Established in 2008, Parsley Energy is and exploration and production company focused on unconventional oil and gas reserves in the Permian Basin, which spans Texas and New Mexico.
Why Pioneer Natural Resources is acquiring Parsley Energy
Parsley Energy’s combination with Pioneer Natural Resources will create a major independent producer in the Permian Basin.
The combined firm will have an asset base of nearly 930,000 net acres with no federal acreage.
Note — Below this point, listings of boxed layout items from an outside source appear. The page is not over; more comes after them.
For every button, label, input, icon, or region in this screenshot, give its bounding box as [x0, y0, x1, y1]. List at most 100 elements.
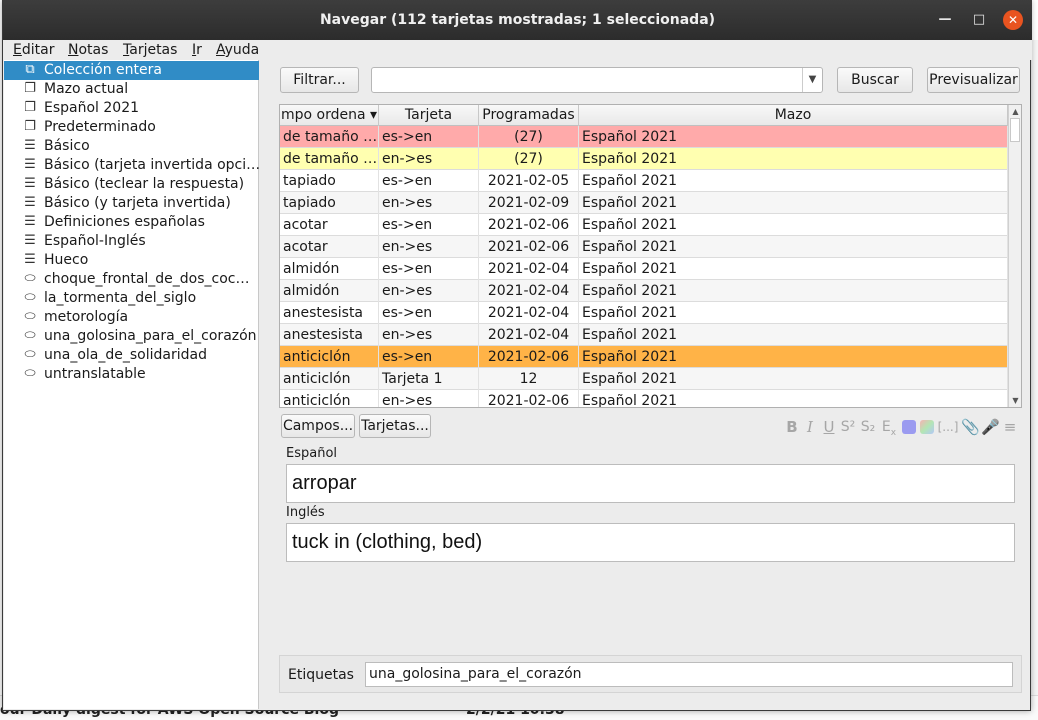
sidebar-item[interactable]: ❐ Español 2021: [4, 99, 259, 118]
sidebar-item-label: Definiciones españolas: [44, 214, 205, 230]
superscript-icon[interactable]: S²: [839, 416, 857, 438]
cards-button[interactable]: Tarjetas...: [359, 414, 431, 438]
note-type-icon: ☰: [24, 233, 36, 248]
sidebar-item[interactable]: ❐ Predeterminado: [4, 118, 259, 137]
tag-icon: ⬭: [24, 309, 36, 324]
sidebar-item-label: Español 2021: [44, 100, 140, 116]
vertical-scrollbar[interactable]: ▲ ▼: [1008, 105, 1021, 407]
bold-icon[interactable]: B: [783, 416, 801, 438]
table-row[interactable]: anestesista en->es 2021-02-04 Español 2021: [280, 324, 1008, 346]
sidebar-item[interactable]: ☰ Español-Inglés: [4, 232, 259, 251]
filter-button[interactable]: Filtrar...: [280, 67, 359, 93]
note-editor: Español arropar Inglés tuck in (clothing…: [279, 442, 1022, 652]
preview-button[interactable]: Previsualizar: [927, 67, 1020, 93]
search-input[interactable]: ▼: [371, 67, 823, 93]
table-row[interactable]: acotar es->en 2021-02-06 Español 2021: [280, 214, 1008, 236]
sidebar-item[interactable]: ⬭ una_ola_de_solidaridad: [4, 346, 259, 365]
table-row[interactable]: anestesista es->en 2021-02-04 Español 2021: [280, 302, 1008, 324]
underline-icon[interactable]: U: [821, 416, 837, 438]
menu-1[interactable]: Notas: [68, 42, 108, 58]
table-cell: anestesista: [280, 302, 379, 324]
column-header[interactable]: mpo ordena ▾: [280, 105, 379, 126]
menu-2[interactable]: Tarjetas: [123, 42, 177, 58]
search-button[interactable]: Buscar: [837, 67, 913, 93]
sidebar-item[interactable]: ⬭ una_golosina_para_el_corazón: [4, 327, 259, 346]
sidebar-item[interactable]: ☰ Básico: [4, 137, 259, 156]
column-header[interactable]: Tarjeta: [379, 105, 479, 126]
note-type-icon: ☰: [24, 138, 36, 153]
scroll-up-icon[interactable]: ▲: [1009, 105, 1021, 118]
sidebar-item[interactable]: ⬭ metorología: [4, 308, 259, 327]
cloze-icon[interactable]: [...]: [937, 416, 959, 438]
table-cell: 2021-02-06: [479, 390, 579, 407]
table-cell: (27): [479, 148, 579, 170]
table-header: mpo ordena ▾ Tarjeta Programadas Mazo: [280, 105, 1008, 126]
chevron-down-icon[interactable]: ▼: [802, 68, 822, 92]
menu-4[interactable]: Ayuda: [216, 42, 259, 58]
sidebar-item[interactable]: ☰ Básico (y tarjeta invertida): [4, 194, 259, 213]
table-row[interactable]: anticiclón es->en 2021-02-06 Español 2021: [280, 346, 1008, 368]
field-espanol[interactable]: arropar: [286, 464, 1015, 503]
minimize-button[interactable]: —: [935, 10, 955, 30]
sidebar-item[interactable]: ☰ Definiciones españolas: [4, 213, 259, 232]
italic-icon[interactable]: I: [803, 416, 817, 438]
scroll-down-icon[interactable]: ▼: [1009, 394, 1021, 407]
table-cell: Español 2021: [579, 170, 1008, 192]
table-cell: Español 2021: [579, 346, 1008, 368]
column-header[interactable]: Mazo: [579, 105, 1008, 126]
sidebar-item[interactable]: ⬭ untranslatable: [4, 365, 259, 384]
fields-button[interactable]: Campos...: [281, 414, 355, 438]
attach-icon[interactable]: 📎: [961, 416, 980, 438]
sidebar-item[interactable]: ☰ Hueco: [4, 251, 259, 270]
sidebar-item[interactable]: ⧉ Colección entera: [4, 61, 259, 80]
menu-0[interactable]: Editar: [13, 42, 54, 58]
close-button[interactable]: ✕: [1003, 10, 1023, 30]
sidebar-item[interactable]: ⬭ la_tormenta_del_siglo: [4, 289, 259, 308]
sidebar-item[interactable]: ⬭ choque_frontal_de_dos_coc…: [4, 270, 259, 289]
record-audio-icon[interactable]: 🎤: [981, 416, 1000, 438]
table-cell: anticiclón: [280, 346, 379, 368]
sidebar-item-label: Español-Inglés: [44, 233, 146, 249]
deck-icon: ❐: [24, 81, 36, 96]
table-cell: en->es: [379, 148, 479, 170]
menu-3[interactable]: Ir: [192, 42, 202, 58]
scrollbar-thumb[interactable]: [1010, 118, 1020, 142]
table-row[interactable]: de tamaño … en->es (27) Español 2021: [280, 148, 1008, 170]
sidebar-item-label: Predeterminado: [44, 119, 156, 135]
table-cell: Español 2021: [579, 192, 1008, 214]
table-row[interactable]: acotar en->es 2021-02-06 Español 2021: [280, 236, 1008, 258]
table-row[interactable]: almidón es->en 2021-02-04 Español 2021: [280, 258, 1008, 280]
highlight-color-icon[interactable]: [920, 420, 934, 434]
title-bar[interactable]: Navegar (112 tarjetas mostradas; 1 selec…: [3, 0, 1032, 40]
collection-icon: ⧉: [25, 62, 35, 77]
field-label-espanol: Español: [286, 446, 338, 461]
table-cell: de tamaño …: [280, 148, 379, 170]
sidebar-item[interactable]: ☰ Básico (teclear la respuesta): [4, 175, 259, 194]
subscript-icon[interactable]: S₂: [859, 416, 877, 438]
table-cell: Español 2021: [579, 324, 1008, 346]
table-row[interactable]: de tamaño … es->en (27) Español 2021: [280, 126, 1008, 148]
note-type-icon: ☰: [24, 214, 36, 229]
sidebar-item-label: untranslatable: [44, 366, 146, 382]
table-cell: en->es: [379, 280, 479, 302]
column-header[interactable]: Programadas: [479, 105, 579, 126]
table-row[interactable]: tapiado es->en 2021-02-05 Español 2021: [280, 170, 1008, 192]
cards-table: mpo ordena ▾ Tarjeta Programadas Mazo de ta…: [279, 104, 1022, 408]
table-cell: 2021-02-06: [479, 214, 579, 236]
table-row[interactable]: tapiado en->es 2021-02-09 Español 2021: [280, 192, 1008, 214]
note-type-icon: ☰: [24, 176, 36, 191]
table-row[interactable]: anticiclón en->es 2021-02-06 Español 2021: [280, 390, 1008, 407]
table-cell: almidón: [280, 258, 379, 280]
table-cell: 12: [479, 368, 579, 390]
clear-format-icon[interactable]: Ex: [879, 416, 899, 438]
maximize-button[interactable]: □: [969, 10, 989, 30]
text-color-icon[interactable]: [902, 420, 916, 434]
field-ingles[interactable]: tuck in (clothing, bed): [286, 523, 1015, 562]
table-row[interactable]: almidón en->es 2021-02-04 Español 2021: [280, 280, 1008, 302]
table-cell: Español 2021: [579, 214, 1008, 236]
tags-input[interactable]: una_golosina_para_el_corazón: [365, 662, 1013, 687]
table-row[interactable]: anticiclón Tarjeta 1 12 Español 2021: [280, 368, 1008, 390]
more-icon[interactable]: ≡: [1001, 416, 1019, 438]
sidebar-item[interactable]: ❐ Mazo actual: [4, 80, 259, 99]
sidebar-item[interactable]: ☰ Básico (tarjeta invertida opci…: [4, 156, 259, 175]
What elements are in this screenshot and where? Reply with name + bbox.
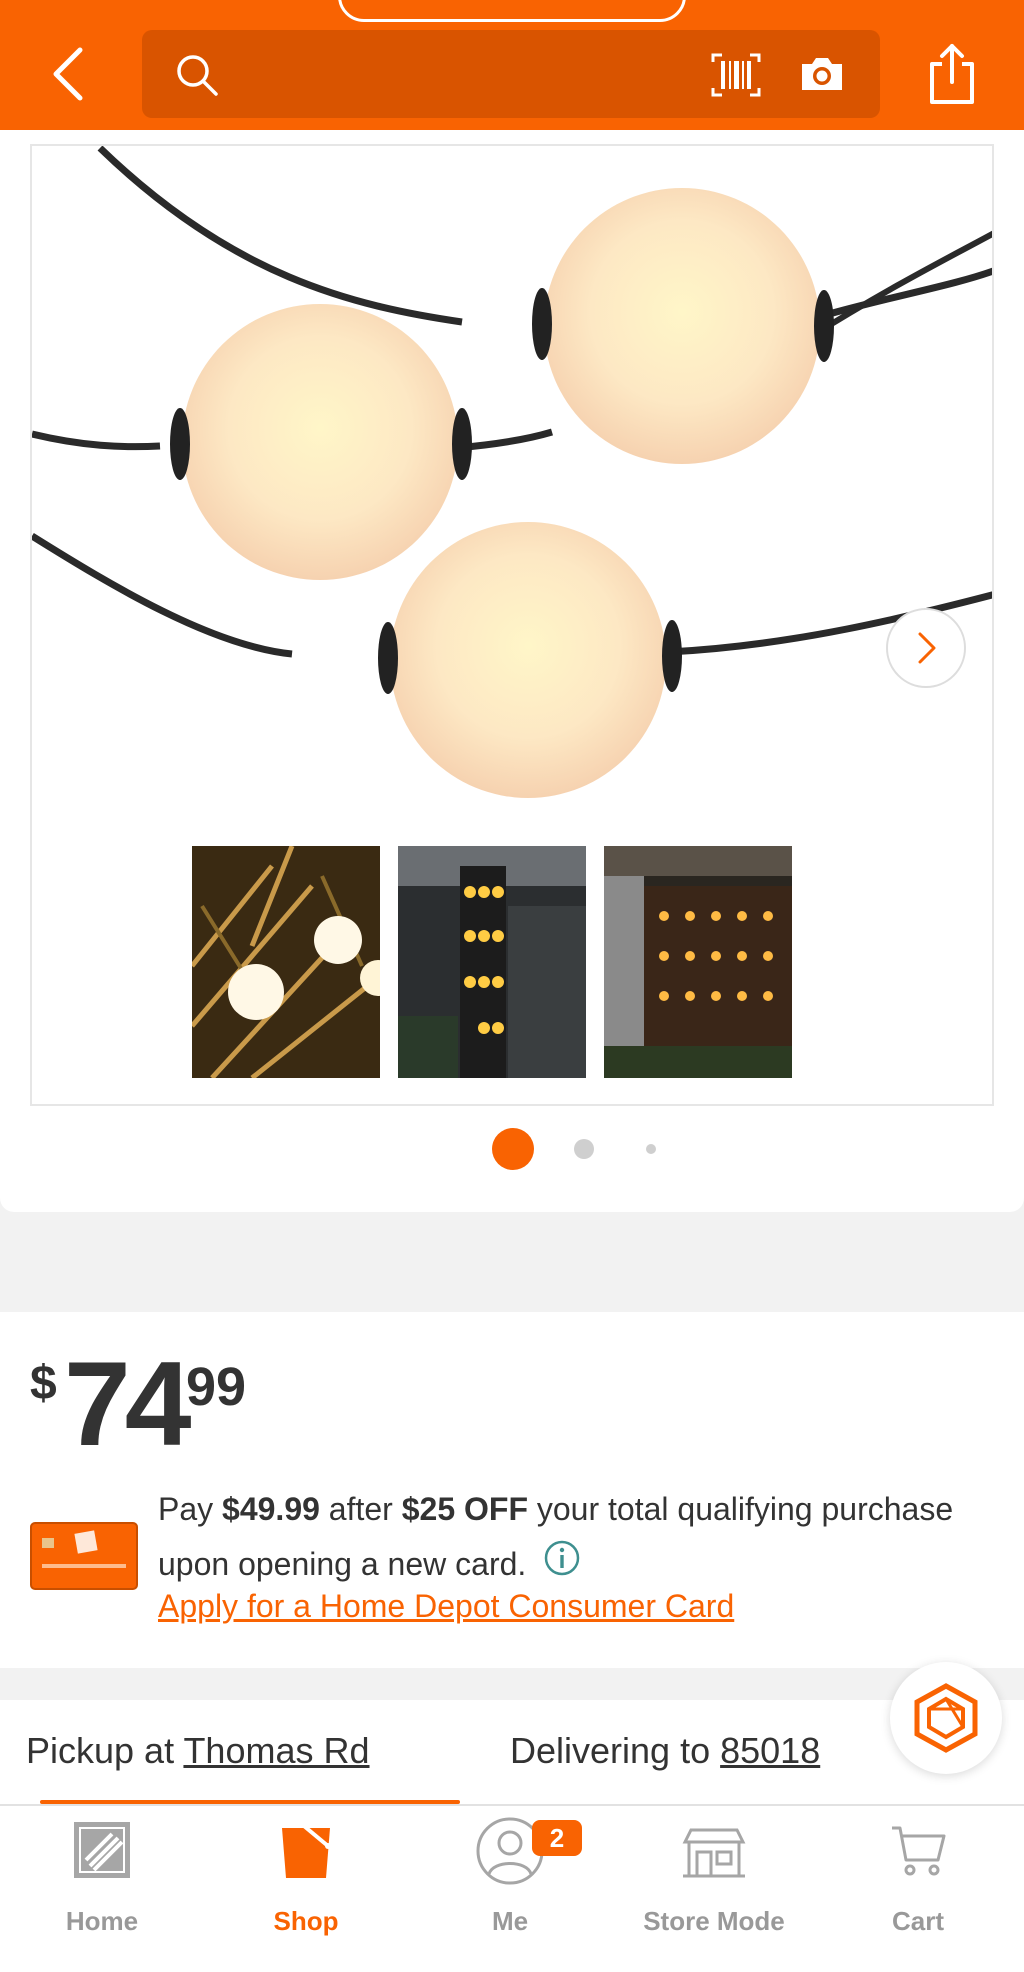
- nav-home[interactable]: Home: [0, 1806, 204, 1972]
- hexagon-chat-icon: [914, 1683, 978, 1753]
- home-depot-logo-icon: [74, 1822, 130, 1878]
- chat-assistant-button[interactable]: [890, 1662, 1002, 1774]
- search-bar[interactable]: [142, 30, 880, 118]
- nav-cart[interactable]: Cart: [816, 1806, 1020, 1972]
- nav-me-label: Me: [491, 1906, 529, 1936]
- pagination-dot[interactable]: [646, 1144, 656, 1154]
- search-icon: [177, 55, 218, 96]
- product-gallery-card: [0, 130, 1024, 1212]
- nav-store-mode-label: Store Mode: [643, 1906, 785, 1936]
- camera-icon[interactable]: [798, 54, 846, 94]
- chevron-right-icon: [918, 632, 936, 664]
- thumbnail-1[interactable]: [192, 846, 380, 1078]
- cart-icon: [892, 1826, 946, 1876]
- nav-shop[interactable]: Shop: [204, 1806, 408, 1972]
- app-header: [0, 0, 1024, 130]
- nav-home-label: Home: [65, 1906, 139, 1936]
- price-dollars: 74: [64, 1337, 192, 1471]
- nav-me[interactable]: 2 Me: [408, 1806, 612, 1972]
- price-section: $ 74 99 Pay $49.99 after $25 OFF your to…: [0, 1312, 1024, 1668]
- barcode-icon[interactable]: [710, 52, 762, 98]
- fulfillment-tabs: Pickup at Thomas Rd Delivering to 85018: [0, 1700, 1024, 1804]
- gallery-pagination: [0, 1128, 1024, 1170]
- info-icon[interactable]: [543, 1539, 581, 1577]
- product-hero-image[interactable]: [30, 144, 994, 1106]
- back-button[interactable]: [40, 40, 96, 108]
- price-cents: 99: [186, 1357, 247, 1417]
- pagination-dot[interactable]: [574, 1139, 594, 1159]
- store-icon: [682, 1828, 746, 1878]
- share-icon: [930, 44, 974, 104]
- promo-after: after: [328, 1491, 393, 1527]
- nav-store-mode[interactable]: Store Mode: [612, 1806, 816, 1972]
- nav-shop-label: Shop: [273, 1906, 339, 1936]
- pagination-dot-active[interactable]: [492, 1128, 534, 1170]
- delivery-label: Delivering to: [510, 1730, 711, 1771]
- card-promo-text: Pay $49.99 after $25 OFF your total qual…: [158, 1482, 998, 1592]
- back-arrow-icon: [53, 47, 83, 101]
- promo-discount: $25 OFF: [401, 1491, 528, 1527]
- bottom-navigation: Home Shop 2 Me Store Mode Cart: [0, 1804, 1024, 1972]
- nav-cart-label: Cart: [891, 1906, 944, 1936]
- delivery-zip-link[interactable]: 85018: [720, 1730, 820, 1771]
- price-currency: $: [30, 1357, 57, 1410]
- thumbnail-strip: [192, 846, 792, 1078]
- consumer-card-image: [30, 1522, 138, 1590]
- promo-pay-amount: $49.99: [222, 1491, 320, 1527]
- search-input[interactable]: [238, 48, 718, 100]
- next-image-button[interactable]: [886, 608, 966, 688]
- top-pill-outline: [338, 0, 686, 22]
- pickup-tab[interactable]: Pickup at Thomas Rd: [26, 1730, 370, 1772]
- apply-card-link[interactable]: Apply for a Home Depot Consumer Card: [158, 1588, 734, 1625]
- thumbnail-2[interactable]: [398, 846, 586, 1078]
- pickup-store-link[interactable]: Thomas Rd: [183, 1730, 369, 1771]
- delivery-tab[interactable]: Delivering to 85018: [510, 1730, 820, 1772]
- pickup-label: Pickup at: [26, 1730, 175, 1771]
- notification-badge: 2: [532, 1820, 582, 1856]
- share-button[interactable]: [924, 40, 980, 108]
- promo-pay-prefix: Pay: [158, 1491, 214, 1527]
- thumbnail-3[interactable]: [604, 846, 792, 1078]
- shop-bucket-icon: [282, 1824, 331, 1878]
As of the second quarter of this year, the enlarged company will have a production base of 328,000 barrels of oil per day and 558,000 barrels oil equivalent per day (boepd).
According to Pioneer Natural Resources, the acquisition will boost its proved reserves by nearly 65%.
The merger of the two Texas-based oil and gas firms is also expected to generate about $325m in annual cost savings via operational efficiencies and reductions in general, administrative and interest expenses.
Pioneer Natural Resources president and CEO Scott Sheffield said: “This transaction creates an unmatched independent energy company by combining two complementary and premier Permian assets, further strengthening Pioneer’s leadership position within the upstream energy sector.
“Parsley’s high-quality portfolio in both the Midland and Delaware Basins, when added to Pioneer’s peer-leading asset base, will transform the investing landscape by creating a company of unique scale and quality that results in tangible and durable value for investors.”
Under the agreement, Parsley Energy’s shares will be exchanged for 0.1252 shares of Pioneer Natural Resources, in a deal that values the former at around $4.5bn excluding its debt, which Pioneer will assume.
Parsley Energy president and CEO Matt Gallagher added: “With neighbouring acreage positions located entirely in the low-cost, high-margin Permian Basin, the industrial logic of this transaction is sound.
“Furthermore, the Pioneer team shares our belief that a clear returns-focused mindset is the best tool to compete for capital within the broader market.
“Sustainable free cash flow and growing return of capital are now investment prerequisites for the energy sector, and this combination strengthens those paths for our shareholders.”
The deal, which is subject to meeting of customary closing conditions, regulatory approvals, and shareholder approvals, is expected to be completed in the first quarter of 2021.
Earlier this year, Pioneer Natural Resources said it will slash its 2020 capital budget of $3bn-$3.3bn by nearly 45% due to lower oil prices and global financial uncertainty amid the coronavirus pandemic.